Don't feel like graduating? Say goodbye to your inheritance!
Conditional gifts in wills in my experience are not overly common, however when such gifts are included the impact can be significant.
In Australia, there have been examples of conditional gifts in wills being tested as to their validity. For instance, the New South Wales Supreme Court in the case ofCarolyn Margaret Hickin v Robyn Patricia Carroll & Ors (No.2)  NSWSC 1059concerned a deceased, Mr Carroll, whom included in his will conditional gifts to his children which would take effect on the basis of them:
- firstly, attending his funeral; and
- secondly, being baptised into the Roman Catholic Church within three months of his dealth. Mr Carroll's children are practising Jehovah's Witnesses.
The Court upheld the validity of the conditional gifts in Mr Carroll's will.
Now from the United States, the New York post has, on 27 July 2015, reported on the last will and testament of a multi-millionaire with a $37m estate. The will contains some very prescriptive conditional gifts (full article here).
Mr Laboz who died earlier this year leaving two daughters aged 21 and 17 and a wife, included the following conditions in his will:
- His eldest daughter will get $500,000 for getting married, however only if her husband signs a sworn statement promising to keep his hands off the cash.
- She receives another $750,000 if she graduates "from an accredited university" and writes "100 words or less describing what she intends to do with the funds" - with the trustees appointed by the deceased to oversee her money, responsible for approving her essay.
- Both daughters get a big incentive to earn decent salaries by 2020. Each daughter is guaranteed to receive an annual payout of three times the income listed on their personal tax return.

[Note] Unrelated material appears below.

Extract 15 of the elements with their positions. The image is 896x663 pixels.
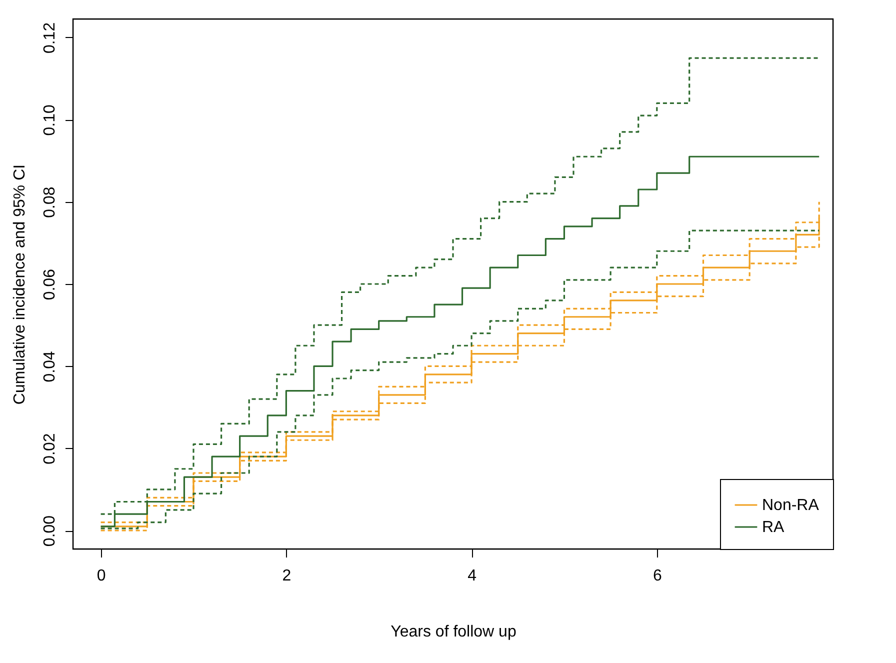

- If the daughters have children and don't work outside the house, the trustees will give them each three percent of the value of their trust every January 1st. However this is only in relation to a "child born in wedlock".
The deceased's wife was not included as a beneficiary in the will because there was a prenuptial agreement in place. However, it is understood that they were married at the time of death and therefore the relevance of such agreement is questionable as it relates to the deceased estate.
Mr Laboz's level of control may be considered an extreme attempt at ruling from the grave; however may also be seen as a father trying to instill strong moral values down the generations.
As conditional gifts can be invalidated on the grounds of uncertainty, impossibility or as against public policy, it is important for clients considering any kind of conditional gift, regardless of the size of the estate, to consult with a specialist wills and estates lawyer prior to considering their inclusion.